Lawmakers need to look at reform bill
No one involved thought the “omnibus” education reform bill West Virginia Gov. Jim Justice signed into law in June 2019 was perfect. Far from it — though reasons for dissatisfaction differed greatly.
Among key changes conservative legislators sought and got included in the bill was a provision permitting creation of private charter schools in the state. What was enacted was language that technically allowed charter schools but in realty made anyone trying to open one start the process with two and a half strikes against him or her.
Charter school provisions in the law give county boards of education virtual veto power over any proposal involving their jurisdictions. Those attempting to establish charter schools must submit detailed plans to county boards — and get their approval.
As we pointed out in 2019, charter schools compete with their public counterparts for students and state funding. Why on earth would one expect a county board of education to say yes to a competitor it could stop?
Earlier this year, private sponsors proposed creation of a charter called the West Virginia Academy. It was to be located in Morgantown and serve students from Monongalia, Preston and Marion counties.
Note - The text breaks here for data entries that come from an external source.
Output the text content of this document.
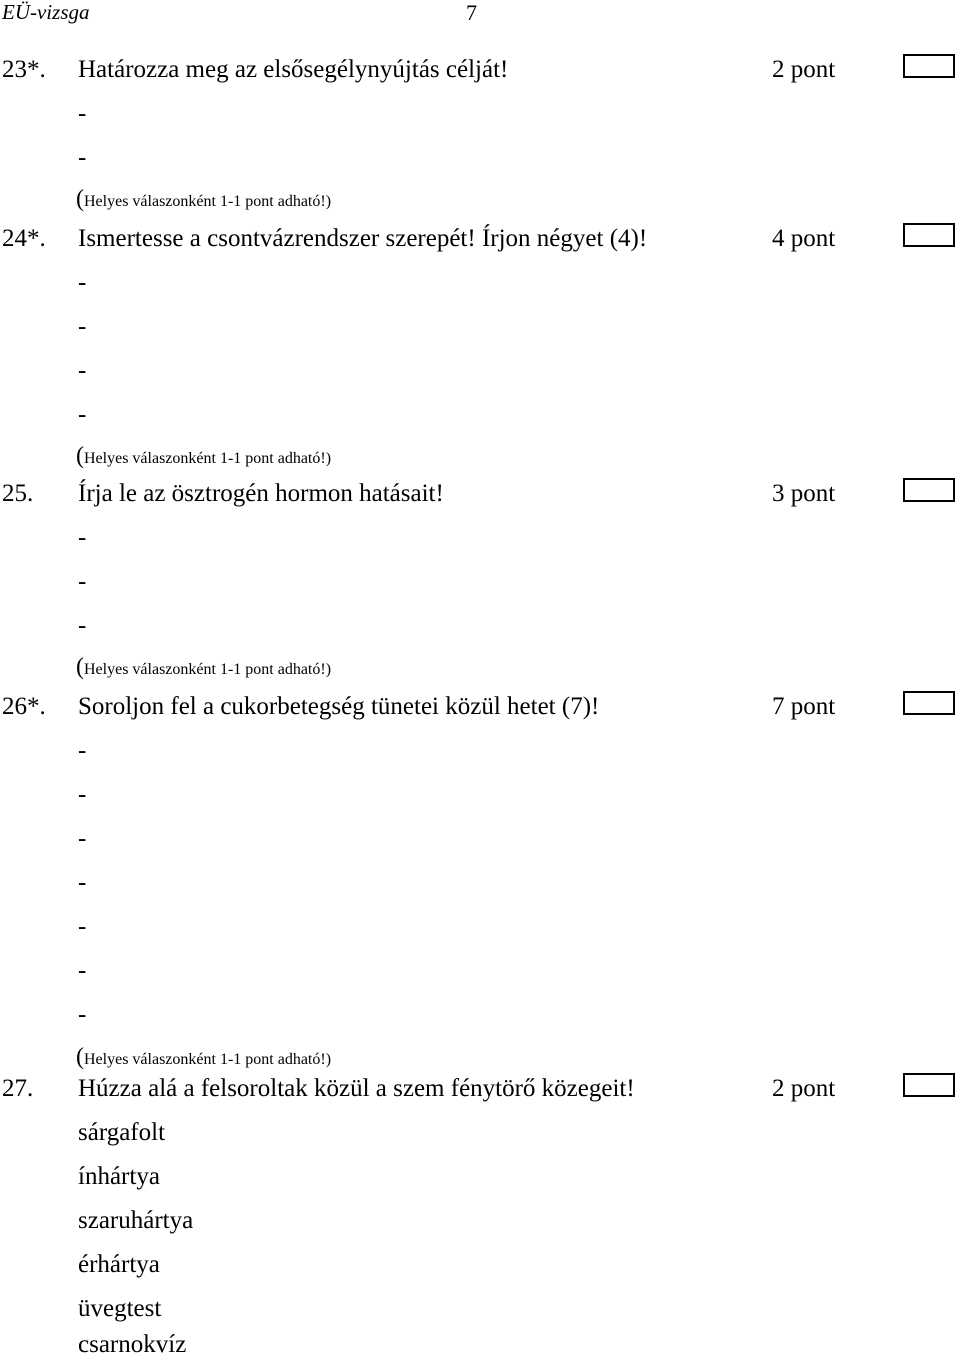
EÜ-vizsga	7
23*. Határozza meg az elsősegélynyújtás célját!	2 pont
-
-
(Helyes válaszonként 1-1 pont adható!)
24*. Ismertesse a csontvázrendszer szerepét! Írjon négyet (4)!	4 pont
-
-
-
-
(Helyes válaszonként 1-1 pont adható!)
25. Írja le az ösztrogén hormon hatásait!	3 pont
-
-
-
(Helyes válaszonként 1-1 pont adható!)
26*. Soroljon fel a cukorbetegség tünetei közül hetet (7)!	7 pont
-
-
-
-
-
-
-
(Helyes válaszonként 1-1 pont adható!)
27. Húzza alá a felsoroltak közül a szem fénytörő közegeit!	2 pont
sárgafolt
ínhártya
szaruhártya
érhártya
üvegtest
csarnokvíz
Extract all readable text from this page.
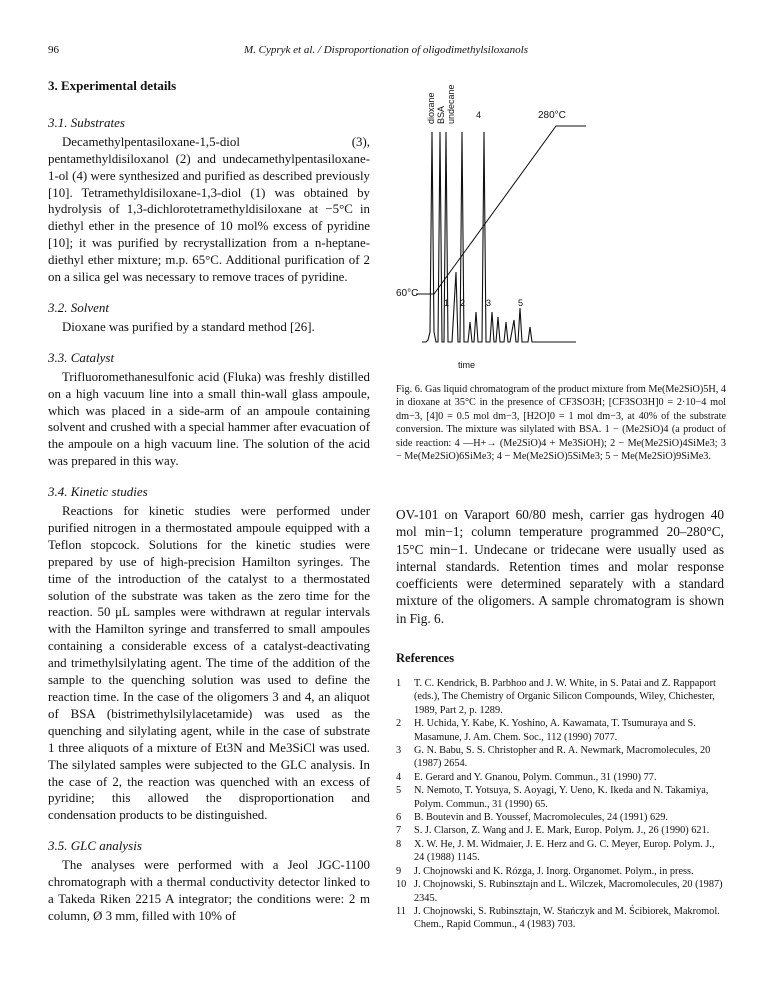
96	M. Cypryk et al. / Disproportionation of oligodimethylsiloxanols
3. Experimental details
3.1. Substrates

Decamethylpentasiloxane-1,5-diol (3), pentamethyldisiloxanol (2) and undecamethylpentasiloxane-1-ol (4) were synthesized and purified as described previously [10]. Tetramethyldisiloxane-1,3-diol (1) was obtained by hydrolysis of 1,3-dichlorotetramethyldisiloxane at −5°C in diethyl ether in the presence of 10 mol% excess of pyridine [10]; it was purified by recrystallization from a n-heptane-diethyl ether mixture; m.p. 65°C. Additional purification of 2 on a silica gel was necessary to remove traces of pyridine.

3.2. Solvent

Dioxane was purified by a standard method [26].

3.3. Catalyst

Trifluoromethanesulfonic acid (Fluka) was freshly distilled on a high vacuum line into a small thin-wall glass ampoule, which was placed in a side-arm of an ampoule containing solvent and crushed with a special hammer after evacuation of the ampoule on a high vacuum line. The solution of the acid was prepared in this way.

3.4. Kinetic studies

Reactions for kinetic studies were performed under purified nitrogen in a thermostated ampoule equipped with a Teflon stopcock. Solutions for the kinetic studies were prepared by use of high-precision Hamilton syringes. The time of the introduction of the catalyst to a thermostated solution of the substrate was taken as the zero time for the reaction. 50 μL samples were withdrawn at regular intervals with the Hamilton syringe and transferred to small ampoules containing a considerable excess of a catalyst-deactivating and trimethylsilylating agent. The time of the addition of the sample to the quenching solution was used to define the reaction time. In the case of the oligomers 3 and 4, an aliquot of BSA (bistrimethylsilylacetamide) was used as the quenching and silylating agent, while in the case of substrate 1 three aliquots of a mixture of Et3N and Me3SiCl was used. The silylated samples were subjected to the GLC analysis. In the case of 2, the reaction was quenched with an excess of pyridine; this allowed the disproportionation and condensation products to be distinguished.

3.5. GLC analysis

The analyses were performed with a Jeol JGC-1100 chromatograph with a thermal conductivity detector linked to a Takeda Riken 2215 A integrator; the conditions were: 2 m column, Ø 3 mm, filled with 10% of

dioxane BSA undecane 4	280°C
60°C
1 2 3	5
time
Fig. 6. Gas liquid chromatogram of the product mixture from Me(Me2SiO)5H, 4 in dioxane at 35°C in the presence of CF3SO3H; [CF3SO3H]0 = 2·10−4 mol dm−3, [4]0 = 0.5 mol dm−3, [H2O]0 = 1 mol dm−3, at 40% of the substrate conversion. The mixture was silylated with BSA. 1 − (Me2SiO)4 (a product of side reaction: 4 —H+→ (Me2SiO)4 + Me3SiOH); 2 − Me(Me2SiO)4SiMe3; 3 − Me(Me2SiO)6SiMe3; 4 − Me(Me2SiO)5SiMe3; 5 − Me(Me2SiO)9SiMe3.
OV-101 on Varaport 60/80 mesh, carrier gas hydrogen 40 mol min−1; column temperature programmed 20–280°C, 15°C min−1. Undecane or tridecane were usually used as internal standards. Retention times and molar response coefficients were determined separately with a standard mixture of the oligomers. A sample chromatogram is shown in Fig. 6.
References
1 T. C. Kendrick, B. Parbhoo and J. W. White, in S. Patai and Z. Rappaport (eds.), The Chemistry of Organic Silicon Compounds, Wiley, Chichester, 1989, Part 2, p. 1289.
2 H. Uchida, Y. Kabe, K. Yoshino, A. Kawamata, T. Tsumuraya and S. Masamune, J. Am. Chem. Soc., 112 (1990) 7077.
3 G. N. Babu, S. S. Christopher and R. A. Newmark, Macromolecules, 20 (1987) 2654.
4 E. Gerard and Y. Gnanou, Polym. Commun., 31 (1990) 77.
5 N. Nemoto, T. Yotsuya, S. Aoyagi, Y. Ueno, K. Ikeda and N. Takamiya, Polym. Commun., 31 (1990) 65.
6 B. Boutevin and B. Youssef, Macromolecules, 24 (1991) 629.
7 S. J. Clarson, Z. Wang and J. E. Mark, Europ. Polym. J., 26 (1990) 621.
8 X. W. He, J. M. Widmaier, J. E. Herz and G. C. Meyer, Europ. Polym. J., 24 (1988) 1145.
9 J. Chojnowski and K. Rózga, J. Inorg. Organomet. Polym., in press.
10 J. Chojnowski, S. Rubinsztajn and L. Wilczek, Macromolecules, 20 (1987) 2345.
11 J. Chojnowski, S. Rubinsztajn, W. Stańczyk and M. Ścibiorek, Makromol. Chem., Rapid Commun., 4 (1983) 703.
In November, boards of education in Monongalia and Preston counties rejected the academy’s plans. Monongalia County officials said the proposal did not meet seven of the 10 detailed requirements set down by the state. A West Virginia University professor involved with the academy called the school board’s reasoning “vague and largely subjective” — but the rejection stands.
State legislators need to take another look at the 2019 reform bill. Does it indeed doom charter school proposals to failure if county boards of education decide they do not want competition? If so, the law should be amended so West Virginians can have real choices in educating our children.